L'InVS me semble être, de toutes les agences du secteur, la plus belle et la plus professionnelle, la plus rigoureuse scientifiquement. En outre, l'Institut a réussi sa mutation, dans le champ de la surveillance. Traditionnellement, il travaille sur les maladies infectieuses, mais doit aussi prendre en compte les maladies chroniques et les risques environnementaux et ceux liés au travail. L'InVS ne pouvant pas tout faire, il s'appuie sur 300 partenaires avec lesquels il a signé des conventions afin de disposer d'une photographie de l'état de la santé en France.

Il a relevé divers défis. Nous vivons dans un monde très mondialisé, les populations se déplacent : voyez l'épidémie de chikungunya, les pandémies... Du fait de ses contacts réguliers avec l'OMS et avec le Center for Disease Control and Prevention, (CDC), l'InVS est au plus près des alertes. L'Institut a intégré le défi des mutations environnementales, comme l'apparition du moustique tigre, mais aussi les pratiques agricoles et industrielles - pesticides, polluants, dioxine, chlordécone aux Antilles. Enfin, il prend en compte les facteurs sociaux et démographiques, les changements de comportement, le vieillissement de la population, ou encore la nutrition, en grande partie responsable de l'épidémie de surpoids et d'obésité.

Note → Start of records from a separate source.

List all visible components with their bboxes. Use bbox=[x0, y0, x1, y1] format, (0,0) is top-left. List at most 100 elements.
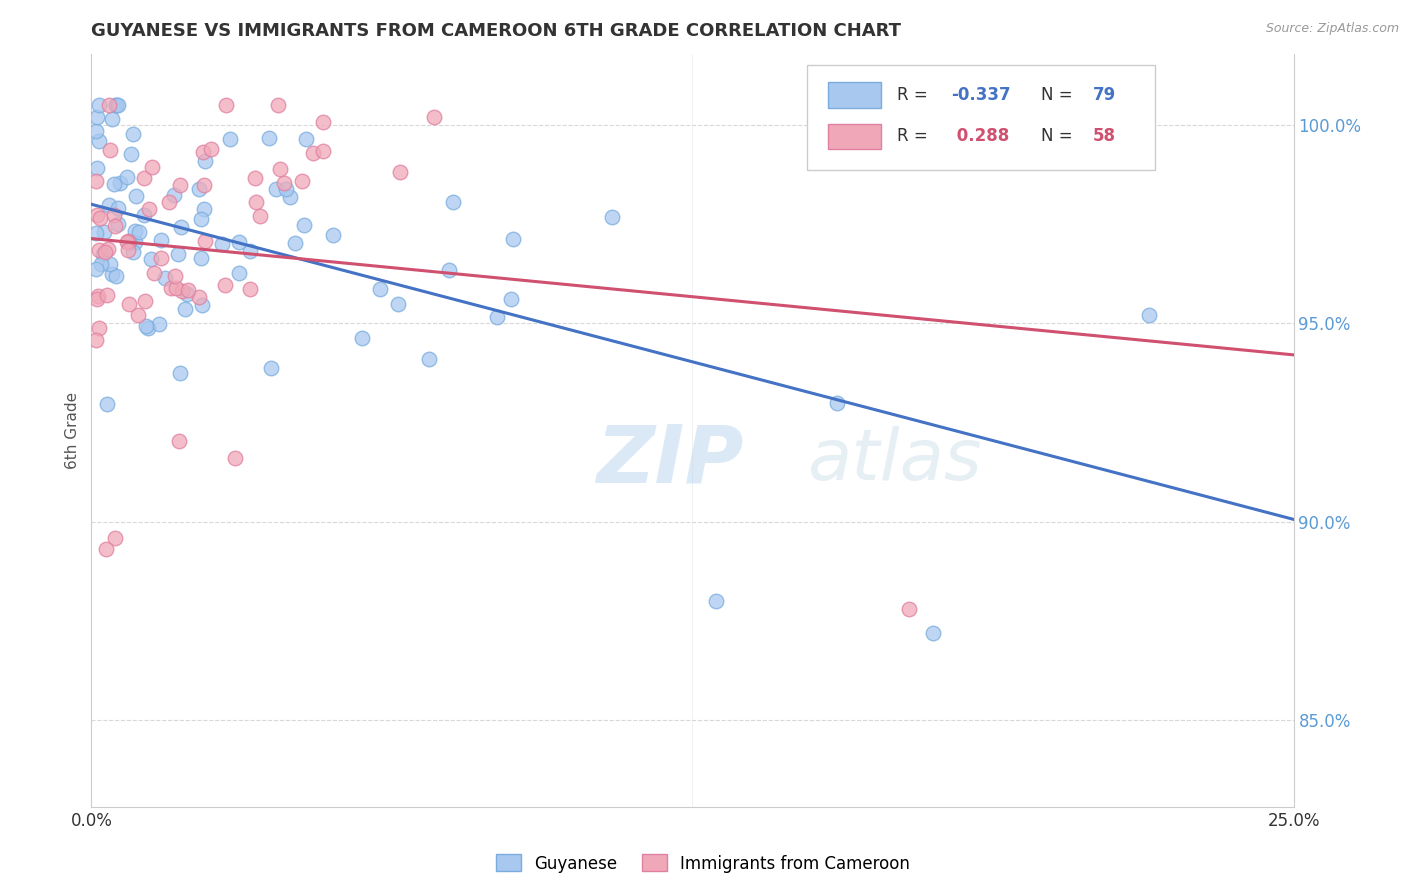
Point bbox=[107, 98, 129, 112]
Point bbox=[104, 98, 127, 112]
Point bbox=[160, 280, 183, 294]
Point bbox=[224, 451, 246, 466]
Point bbox=[142, 266, 165, 280]
Point bbox=[278, 190, 301, 204]
Point bbox=[170, 285, 193, 299]
Point bbox=[90, 257, 112, 271]
Point bbox=[150, 233, 173, 247]
Point bbox=[86, 292, 108, 306]
Text: R =: R = bbox=[897, 86, 932, 104]
Point bbox=[243, 170, 266, 185]
Point bbox=[292, 218, 315, 232]
Point bbox=[89, 98, 111, 112]
Point bbox=[89, 211, 111, 225]
Point bbox=[176, 283, 198, 297]
Point bbox=[167, 434, 190, 448]
Point bbox=[101, 267, 124, 281]
Point bbox=[176, 287, 198, 301]
Point bbox=[193, 178, 215, 192]
Point bbox=[239, 244, 262, 259]
Point bbox=[86, 161, 108, 175]
Point bbox=[257, 130, 280, 145]
Point bbox=[97, 242, 120, 256]
Point bbox=[107, 201, 129, 215]
Point bbox=[138, 202, 160, 217]
Point bbox=[352, 331, 374, 345]
Text: GUYANESE VS IMMIGRANTS FROM CAMEROON 6TH GRADE CORRELATION CHART: GUYANESE VS IMMIGRANTS FROM CAMEROON 6TH… bbox=[91, 22, 901, 40]
Point bbox=[368, 282, 391, 296]
Point bbox=[87, 289, 110, 303]
Point bbox=[98, 257, 121, 271]
Point bbox=[141, 160, 163, 174]
Point bbox=[264, 182, 287, 196]
Point bbox=[437, 263, 460, 277]
Point bbox=[86, 110, 108, 124]
Point bbox=[120, 146, 142, 161]
Point bbox=[84, 226, 107, 240]
Point bbox=[117, 169, 139, 184]
Point bbox=[101, 112, 124, 126]
Point bbox=[157, 195, 180, 210]
Point bbox=[187, 289, 209, 303]
Point bbox=[104, 269, 127, 284]
Point bbox=[86, 208, 108, 222]
Point bbox=[167, 247, 190, 261]
Point bbox=[322, 227, 344, 242]
Point bbox=[200, 142, 222, 156]
Point bbox=[312, 114, 335, 128]
Point bbox=[190, 212, 212, 227]
Point bbox=[276, 182, 298, 196]
Text: -0.337: -0.337 bbox=[950, 86, 1011, 104]
Point bbox=[190, 251, 212, 265]
Text: 58: 58 bbox=[1092, 128, 1116, 145]
Point bbox=[134, 293, 156, 308]
FancyBboxPatch shape bbox=[807, 65, 1156, 170]
Point bbox=[96, 397, 118, 411]
Point bbox=[214, 278, 236, 293]
Point bbox=[211, 237, 233, 252]
Point bbox=[441, 195, 464, 210]
Point bbox=[501, 292, 523, 306]
Point bbox=[104, 98, 127, 112]
Point bbox=[127, 308, 149, 322]
Point bbox=[825, 395, 848, 409]
Text: atlas: atlas bbox=[807, 426, 981, 495]
Point bbox=[228, 266, 250, 280]
Point bbox=[128, 225, 150, 239]
Point bbox=[103, 208, 125, 222]
Point bbox=[249, 209, 271, 223]
Point bbox=[98, 143, 121, 157]
Point bbox=[169, 178, 191, 193]
Point bbox=[91, 247, 114, 261]
Point bbox=[124, 235, 146, 249]
Point bbox=[87, 320, 110, 334]
Point bbox=[148, 317, 170, 331]
Point bbox=[388, 165, 411, 179]
Text: ZIP: ZIP bbox=[596, 422, 744, 500]
Point bbox=[96, 288, 118, 302]
Point bbox=[602, 211, 624, 225]
Point bbox=[103, 177, 125, 191]
Point bbox=[107, 217, 129, 231]
Point bbox=[117, 243, 139, 257]
Point bbox=[135, 319, 157, 334]
Point bbox=[98, 198, 121, 212]
Legend: Guyanese, Immigrants from Cameroon: Guyanese, Immigrants from Cameroon bbox=[489, 847, 917, 880]
Point bbox=[97, 98, 120, 112]
Text: N =: N = bbox=[1040, 86, 1078, 104]
Point bbox=[706, 594, 728, 608]
Text: R =: R = bbox=[897, 128, 932, 145]
Point bbox=[87, 243, 110, 257]
Point bbox=[163, 269, 186, 284]
Point bbox=[387, 297, 409, 311]
Point bbox=[104, 219, 127, 233]
Point bbox=[150, 251, 173, 265]
Point bbox=[283, 235, 305, 250]
Point bbox=[84, 262, 107, 277]
Point bbox=[312, 144, 335, 158]
Point bbox=[193, 145, 215, 159]
Point bbox=[239, 282, 262, 296]
Point bbox=[193, 202, 215, 216]
Text: 0.288: 0.288 bbox=[950, 128, 1010, 145]
Point bbox=[84, 173, 107, 187]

L'Institut devra faire face à l'enjeu de la surveillance, car il existe beaucoup d'études épidémiologiques, mais tout n'est pas mesurable. Dans une période de contrainte budgétaire, il faut fixer des priorités... et ne pas se tromper. Nous avons donc besoin de nous appuyer sur de nombreux experts, tout en restant tête de réseau, et en associant les services de recherche, les hôpitaux.

La régionalisation est également un enjeu pour l'InVS, en tenant compte de la fusion des régions voulue par le président de la République. L'InVS travaille avec dix-sept cellules régionales et interrégionales d'épidémiologie placées sous la double tutelle des ARS et de l'Institut. Il faudra trouver la ligne de partage entre les deux. Les alertes de premier niveau, à mon sens, relèvent des ARS, les méthodes d'expertise devant être définies par l'Institut.

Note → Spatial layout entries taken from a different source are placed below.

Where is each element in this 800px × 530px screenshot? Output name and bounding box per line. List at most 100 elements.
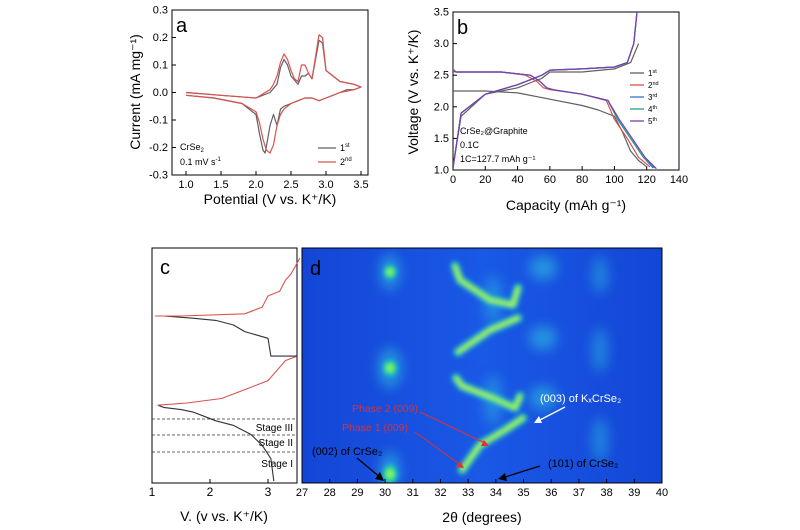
panel-a-legend: 1st 2nd xyxy=(318,143,352,167)
panel-a-series xyxy=(185,34,362,154)
arrow-002-head xyxy=(375,472,384,481)
charge-curve-5th xyxy=(453,12,638,169)
panel-c-letter: c xyxy=(160,257,170,279)
x-tick-label: 32 xyxy=(434,487,446,499)
panel-d-xlabel: 2θ (degrees) xyxy=(442,509,521,525)
voltage-trace-discharge-2 xyxy=(154,315,297,357)
voltage-trace-charge-2 xyxy=(154,257,301,317)
y-tick-label: 0.1 xyxy=(153,60,168,72)
x-tick-label: 30 xyxy=(379,487,391,499)
panel-c-voltage-profile: 1 2 3 Stage III Stage II Stage I c V. (v v… xyxy=(149,247,301,524)
stage-label-ii: Stage II xyxy=(259,438,293,449)
x-tick-label: 36 xyxy=(545,487,557,499)
heatmap-peak-spots xyxy=(381,263,399,483)
legend-label-5th: 5th xyxy=(648,117,657,126)
stage-label-iii: Stage III xyxy=(256,423,293,434)
arrow-101-head xyxy=(498,473,507,481)
arrow-003 xyxy=(537,406,566,422)
legend-label-4th: 4th xyxy=(648,105,657,114)
panel-b-charge-discharge-chart: 0 20 40 60 80 100 120 140 1.0 1.5 2.0 2.5 3.0 3.5 b C… xyxy=(405,7,688,214)
arrow-101 xyxy=(501,465,541,479)
legend-label-3rd: 3rd xyxy=(648,93,657,102)
y-tick-label: 2.0 xyxy=(434,101,449,113)
y-tick-label: 2.5 xyxy=(434,70,449,82)
x-tick-label: 1.0 xyxy=(178,179,193,191)
panel-a-annotation-rate: 0.1 mV s-1 xyxy=(180,157,222,167)
panel-c-stage-dividers xyxy=(152,418,297,453)
legend-label-2nd: 2nd xyxy=(648,81,659,90)
y-tick-label: 0.0 xyxy=(153,87,168,99)
panel-b-annotation-material: CrSe₂@Graphite xyxy=(460,126,528,136)
y-tick-label: -0.3 xyxy=(149,170,168,182)
x-tick-label: 3.5 xyxy=(353,179,368,191)
panel-c-axes: 1 2 3 xyxy=(149,479,272,499)
x-tick-label: 38 xyxy=(600,487,612,499)
discharge-curve-1st xyxy=(453,90,648,168)
legend-label-1st: 1st xyxy=(340,143,350,153)
panel-b-xlabel: Capacity (mAh g⁻¹) xyxy=(506,197,626,213)
x-tick-label: 1.5 xyxy=(213,179,228,191)
annotation-phase1: Phase 1 (009) xyxy=(342,422,408,434)
y-tick-label: -0.1 xyxy=(149,115,168,127)
x-tick-label: 35 xyxy=(517,487,529,499)
panel-b-series xyxy=(453,12,657,170)
discharge-curve-5th xyxy=(453,70,657,170)
x-tick-label: 2 xyxy=(207,485,214,499)
stage-label-i: Stage I xyxy=(261,459,293,470)
annotation-101: (101) of CrSe₂ xyxy=(548,458,618,470)
y-tick-label: 3.0 xyxy=(434,38,449,50)
x-tick-label: 0 xyxy=(450,174,456,186)
x-tick-label: 40 xyxy=(511,174,523,186)
x-tick-label: 80 xyxy=(576,174,588,186)
arrow-phase2-head xyxy=(481,440,489,446)
panel-a-annotation-material: CrSe2 xyxy=(180,142,205,154)
annotation-003: (003) of KₓCrSe₂ xyxy=(540,393,621,405)
panel-b-annotation-rate: 0.1C xyxy=(460,140,480,150)
panel-b-ylabel: Voltage (V vs. K⁺/K) xyxy=(405,30,421,155)
annotation-002: (002) of CrSe₂ xyxy=(312,446,382,458)
arrow-phase1 xyxy=(414,431,463,467)
panel-b-legend: 1st 2nd 3rd 4th 5th xyxy=(630,69,659,126)
charge-curve-2nd xyxy=(453,12,638,167)
charge-curve-3rd xyxy=(453,12,638,169)
x-tick-label: 2.0 xyxy=(248,179,263,191)
legend-label-2nd: 2nd xyxy=(340,157,352,167)
panel-b-annotation-capacity: 1C=127.7 mAh g⁻¹ xyxy=(460,154,536,164)
legend-label-1st: 1st xyxy=(648,69,657,78)
panel-a-xlabel: Potential (V vs. K⁺/K) xyxy=(204,191,337,207)
x-tick-label: 34 xyxy=(490,487,502,499)
panel-a-ylabel: Current (mA mg⁻¹) xyxy=(127,34,143,150)
panel-d-letter: d xyxy=(310,258,321,280)
x-tick-label: 29 xyxy=(351,487,363,499)
charge-curve-4th xyxy=(453,12,638,169)
panel-c-xlabel: V. (v vs. K⁺/K) xyxy=(180,508,268,524)
x-tick-label: 31 xyxy=(407,487,419,499)
arrow-phase1-head xyxy=(456,461,464,468)
panel-d-frame xyxy=(301,247,663,484)
discharge-curve-2nd xyxy=(453,68,651,168)
y-tick-label: -0.2 xyxy=(149,142,168,154)
panel-b-letter: b xyxy=(457,17,468,39)
y-tick-label: 3.5 xyxy=(434,7,449,19)
x-tick-label: 60 xyxy=(544,174,556,186)
arrow-002 xyxy=(356,457,382,479)
x-tick-label: 27 xyxy=(296,487,308,499)
x-tick-label: 140 xyxy=(670,174,688,186)
x-tick-label: 3.0 xyxy=(318,179,333,191)
x-tick-label: 120 xyxy=(638,174,656,186)
voltage-trace-discharge xyxy=(157,404,275,482)
x-tick-label: 39 xyxy=(628,487,640,499)
x-tick-label: 37 xyxy=(573,487,585,499)
voltage-trace-charge xyxy=(157,355,298,406)
panel-c-series xyxy=(154,257,301,482)
panel-d-axes: 27 28 29 30 31 32 33 34 35 36 37 38 39 40 xyxy=(296,479,668,499)
arrow-phase2 xyxy=(419,411,488,445)
heatmap-zigzag-trace xyxy=(450,261,528,475)
x-tick-label: 1 xyxy=(149,485,156,499)
panel-c-frame xyxy=(151,247,298,484)
y-tick-label: 0.3 xyxy=(153,5,168,17)
x-tick-label: 40 xyxy=(656,487,668,499)
annotation-phase2: Phase 2 (009) xyxy=(352,403,418,415)
y-tick-label: 0.2 xyxy=(153,32,168,44)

Nous devrons travailler en étroite collaboration avec la direction générale de la santé : j'ai vécu en 1998 l'externalisation de l'expertise en matière de sécurité sanitaire. Pour pouvoir piloter, il faut rapprocher l'expertise et réduire le nombre des agences qui forment aujourd'hui un millefeuille.

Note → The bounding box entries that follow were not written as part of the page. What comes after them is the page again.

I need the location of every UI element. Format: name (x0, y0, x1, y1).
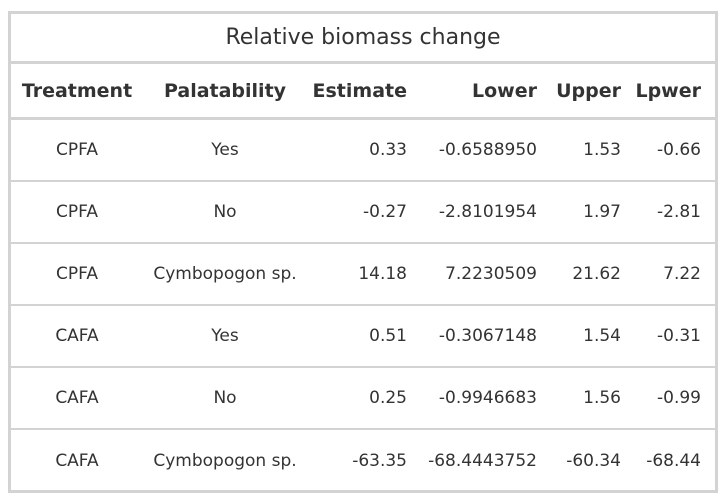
cell-estimate: 0.25 (369, 388, 407, 408)
cell-upper: -60.34 (566, 451, 621, 471)
cell-lower: -2.8101954 (438, 202, 537, 222)
table-row: CAFA Yes 0.51 -0.3067148 1.54 -0.31 (11, 306, 715, 368)
table-row: CAFA Cymbopogon sp. -63.35 -68.4443752 -… (11, 430, 715, 492)
cell-treatment: CPFA (56, 264, 98, 284)
column-header-lpwer: Lpwer (635, 79, 701, 102)
cell-upper: 1.54 (583, 326, 621, 346)
table-row: CPFA Cymbopogon sp. 14.18 7.2230509 21.6… (11, 244, 715, 306)
cell-upper: 21.62 (572, 264, 621, 284)
header-row: Treatment Palatability Estimate Lower Up… (11, 64, 715, 120)
cell-estimate: 0.51 (369, 326, 407, 346)
table-title: Relative biomass change (11, 14, 715, 64)
table-row: CPFA No -0.27 -2.8101954 1.97 -2.81 (11, 182, 715, 244)
cell-estimate: -0.27 (363, 202, 407, 222)
cell-lower: -0.9946683 (438, 388, 537, 408)
table-row: CPFA Yes 0.33 -0.6588950 1.53 -0.66 (11, 120, 715, 182)
cell-lpwer: 7.22 (663, 264, 701, 284)
cell-estimate: 14.18 (358, 264, 407, 284)
cell-treatment: CAFA (55, 451, 99, 471)
cell-upper: 1.97 (583, 202, 621, 222)
cell-lpwer: -68.44 (646, 451, 701, 471)
cell-lower: -0.6588950 (438, 140, 537, 160)
cell-palatability: Yes (211, 326, 239, 346)
cell-estimate: 0.33 (369, 140, 407, 160)
cell-treatment: CPFA (56, 140, 98, 160)
column-header-lower: Lower (472, 79, 537, 102)
cell-estimate: -63.35 (352, 451, 407, 471)
cell-palatability: No (213, 202, 237, 222)
cell-palatability: Yes (211, 140, 239, 160)
column-header-palatability: Palatability (163, 79, 287, 102)
column-header-treatment: Treatment (21, 79, 133, 102)
cell-treatment: CAFA (55, 388, 99, 408)
cell-lower: 7.2230509 (445, 264, 537, 284)
column-header-upper: Upper (556, 79, 621, 102)
cell-palatability: Cymbopogon sp. (153, 264, 297, 284)
cell-lpwer: -0.31 (657, 326, 701, 346)
cell-lpwer: -0.99 (657, 388, 701, 408)
cell-palatability: Cymbopogon sp. (153, 451, 297, 471)
cell-lpwer: -0.66 (657, 140, 701, 160)
cell-palatability: No (213, 388, 237, 408)
cell-treatment: CAFA (55, 326, 99, 346)
column-header-estimate: Estimate (312, 79, 407, 102)
cell-treatment: CPFA (56, 202, 98, 222)
table-row: CAFA No 0.25 -0.9946683 1.56 -0.99 (11, 368, 715, 430)
cell-upper: 1.53 (583, 140, 621, 160)
cell-lpwer: -2.81 (657, 202, 701, 222)
cell-upper: 1.56 (583, 388, 621, 408)
cell-lower: -0.3067148 (438, 326, 537, 346)
cell-lower: -68.4443752 (428, 451, 537, 471)
results-table: Relative biomass change Treatment Palata… (8, 11, 718, 493)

Mme la ministre de la santé a évoqué le 19 juin la création d'un institut de prévention, de veille et d'intervention en santé publique, à partir du regroupement de l'InVS, de l'Inpes et de l'Eprus, au nom de l'efficience mais aussi dans une logique internationale. Car la tendance et au regroupement de ces fonctions, comme aux États-Unis, au Québec, en Suède. Cette logique est portée par l'International association of national public health institutes (Ianphi) qui privilégie ces stratégies sur la base d'un large éventail de compétences et d'expériences. L'Ianphi promeut une stratégie fondée sur le plus large éventail de compétences et le continuum depuis la production de connaissance jusqu'à l'action : ainsi pour l'épidémie de chikungunya, il faut veiller pour détecter les premiers cas, puis mobiliser l'offre de soins, communiquer et informer la population, mobiliser les entomologistes pour lutter contre les vecteurs. Les mêmes besoins se font sentir face à une épidémie de méningite. Ce modèle peut également servir pour les maladies chroniques, pour le dépistage du cancer, la santé environnementale ou la santé au travail.

Comme je serai probablement le préfigurateur de ce futur institut, je privilégierai le dialogue, la concertation et la logique de co-construction entre les divers acteurs concernés.

Pour toutes ces raisons, je suis candidat à la fonction de directeur général de l'InVS.